The UN’s latest climate report — published in advance of COP30, which takes place Nov. 5–21 in Belém, Brazil — has announced that the world’s collective decarbonization plans "barely move the needle" on the 1.5-degree Celsius target objective, and it lands with a dull thud. Not because it isn’t true, but because it adds to the fatigue felt by those of us working in sustainability.
It’s hard not to feel the weight of slow progress — the distance between our urgency and the world’s pace. I confessed as much on a recent The Meeting Room podcast, sharing that some days it feels impossible to believe we’ll get there, that sometimes our efforts feel like a single sandbag against the flood that swept away everything except Noah and his ark.
After that confession, one of my team reminded me of something I’d lost sight of: that change rarely happens in the grand, cinematic sense we crave. There will be no symbolic VJ-Day kiss if we overcome our planetary challenges. Change is the slow, unglamorous accumulation of marginal gains — actions so small they often seem invisible until you look back.
That’s what I think the media narrative around the UN report misses. It’s not that the needle hasn’t moved. It has — albeit too slowly, too quietly and almost imperceptibly.
The big reports tell us that collectively we’re not on track, and we need to take heed. But beneath those headlines are thousands of companies, cities and individuals reshaping how they work, build and consume. Progress is happening. Even though it is uneven, imperfect and frustratingly slow, it is undeniable.
I see it daily in the events industry. Venues investing in solar farms, not just buying renewable power. Suppliers sourcing, testing and rolling out alternative materials and resource management systems. Organizers collaborating on anti-disposable initiatives, and creative agencies creating processes, frameworks and methodologies that embed better by design, not as an add-on. Planners have a wealth of options at their disposal, and from procurement to purchasing to planning, the tide has turned. Sometimes we’re swimming against it, stuck in the old ways, but these new realities are not footnotes. They are the early chapters of transformation, and they need acceleration, not dismissal.

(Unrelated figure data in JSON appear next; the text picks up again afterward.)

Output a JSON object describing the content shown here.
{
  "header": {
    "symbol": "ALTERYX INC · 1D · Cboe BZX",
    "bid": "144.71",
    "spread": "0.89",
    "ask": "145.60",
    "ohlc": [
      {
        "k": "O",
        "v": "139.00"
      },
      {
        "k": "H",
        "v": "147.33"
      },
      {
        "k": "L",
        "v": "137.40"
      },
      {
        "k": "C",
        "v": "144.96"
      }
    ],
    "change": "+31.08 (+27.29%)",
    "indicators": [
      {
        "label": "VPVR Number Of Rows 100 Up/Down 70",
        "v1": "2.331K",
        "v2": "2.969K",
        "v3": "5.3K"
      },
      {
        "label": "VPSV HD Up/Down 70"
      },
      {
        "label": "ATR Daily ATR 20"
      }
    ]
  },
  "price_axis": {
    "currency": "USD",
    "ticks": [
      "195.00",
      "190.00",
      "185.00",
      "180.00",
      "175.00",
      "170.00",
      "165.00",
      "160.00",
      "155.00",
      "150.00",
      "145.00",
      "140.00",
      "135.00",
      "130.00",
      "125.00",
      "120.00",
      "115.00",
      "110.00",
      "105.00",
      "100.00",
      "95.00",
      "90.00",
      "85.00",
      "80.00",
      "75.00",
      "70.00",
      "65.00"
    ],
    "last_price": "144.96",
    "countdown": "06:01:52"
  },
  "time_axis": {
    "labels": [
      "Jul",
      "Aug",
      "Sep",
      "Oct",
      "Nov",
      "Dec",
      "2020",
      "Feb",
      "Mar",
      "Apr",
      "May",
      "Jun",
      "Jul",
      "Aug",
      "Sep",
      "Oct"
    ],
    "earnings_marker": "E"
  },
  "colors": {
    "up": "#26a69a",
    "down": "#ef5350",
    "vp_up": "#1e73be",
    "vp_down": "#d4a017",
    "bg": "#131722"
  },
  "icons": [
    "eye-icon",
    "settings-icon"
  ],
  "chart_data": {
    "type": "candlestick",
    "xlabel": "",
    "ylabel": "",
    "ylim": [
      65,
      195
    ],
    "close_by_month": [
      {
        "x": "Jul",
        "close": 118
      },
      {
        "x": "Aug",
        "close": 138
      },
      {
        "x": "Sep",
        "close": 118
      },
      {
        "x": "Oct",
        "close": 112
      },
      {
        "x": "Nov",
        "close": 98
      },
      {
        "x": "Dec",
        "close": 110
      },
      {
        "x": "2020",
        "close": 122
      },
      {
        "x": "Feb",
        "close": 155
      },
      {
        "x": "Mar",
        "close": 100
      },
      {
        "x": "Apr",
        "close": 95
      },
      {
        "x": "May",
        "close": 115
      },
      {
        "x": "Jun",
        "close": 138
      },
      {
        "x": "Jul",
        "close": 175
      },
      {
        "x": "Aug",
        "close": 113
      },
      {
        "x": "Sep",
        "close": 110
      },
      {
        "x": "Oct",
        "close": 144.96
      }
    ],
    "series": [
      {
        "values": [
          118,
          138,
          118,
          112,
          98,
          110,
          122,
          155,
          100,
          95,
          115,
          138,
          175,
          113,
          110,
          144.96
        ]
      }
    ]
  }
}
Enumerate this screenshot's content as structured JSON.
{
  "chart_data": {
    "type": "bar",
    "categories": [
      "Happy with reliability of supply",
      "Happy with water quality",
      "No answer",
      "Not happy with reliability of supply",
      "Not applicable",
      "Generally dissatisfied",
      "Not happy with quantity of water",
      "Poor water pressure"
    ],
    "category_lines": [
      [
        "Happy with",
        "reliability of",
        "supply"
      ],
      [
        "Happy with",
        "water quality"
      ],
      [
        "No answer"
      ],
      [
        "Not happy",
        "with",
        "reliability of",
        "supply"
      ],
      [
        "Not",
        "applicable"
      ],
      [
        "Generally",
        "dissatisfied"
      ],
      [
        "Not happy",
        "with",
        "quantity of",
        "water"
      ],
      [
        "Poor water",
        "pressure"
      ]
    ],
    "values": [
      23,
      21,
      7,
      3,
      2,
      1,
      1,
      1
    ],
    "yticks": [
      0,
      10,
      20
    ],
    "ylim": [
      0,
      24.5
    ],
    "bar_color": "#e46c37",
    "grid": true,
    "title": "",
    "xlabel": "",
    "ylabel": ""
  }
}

Framing the story as "barely moving the needle" risks alienating us — event planners — the very people doing the work. The problem isn’t that we’re failing; it’s that we’re not yet fast enough and our sector isn’t yet working at scale.
Progress feels slow and fraught, because the world is restless. People are disillusioned with politics, disconnected from power and angry at inequality. Voting patterns that seem like a rejection of environmental policy are often simply a rejection of bad policy — of systems that fail to deliver a better life. Beneath the noise, people still want cleaner air, safer futures, fairer economies.
Mamdani’s mayoral victory in New York City and other Democratic gains this week in U.S. elections show that politics will always swing. But business doesn’t. We get hit by the pendulum, take the blows and find balance again because business has a goal it keeps moving towards. That’s why real progress doesn’t evaporate when a government changes or a policy stalls. The direction of travel is already embedded in boardrooms, budgets and supply chains.
Once change begins, it’s hard to stop. You can’t uninvent a clean energy system. You can’t unlearn a better way of building. You can’t unmake a generation of professionals who see sustainability as the baseline, not the bonus. The infrastructure for a new economy is already here — it just needs to be scaled.
We are problem-solvers by nature. We’ve rebuilt after crises and adapted under pressure, and we’ve found ways to keep doors open. We call it resilience, but resilience shouldn’t be a permanent state. It’s what we draw on when the storm hits — not how we define our identity.
What we need is endurance, because this is just the beginning. Getting started is the hardest part, and we’ve done it.
The findings of the UN report provide an opportunity for a collective recommitment by the industry to keep going: to know we can look left, look right and see our peers keeping pace beside us. Because that’s when our individual efforts start to compound. The progress that feels small today becomes unstoppable when it’s part of a common momentum.
So while nations may struggle to move the dial, events can be a different story. We don’t see borders, and we bring people together across territories, sectors and ideologies. We create space for collaboration, for connection that transcends politics.
We build momentum for sectors around the world. Now we need to turn that same force on ourselves. This is a global industry with a trillion-dollar reach. We don’t have to be the sandbag. We can be the flood.
Anna Abdelnoor is the founder and CEO of the nonprofit organization isla, and carbon measurement platform TRACE, focused on creating a sustainable future for events. She was named an Influential #EventProf by Northstar Meetings Group in 2022.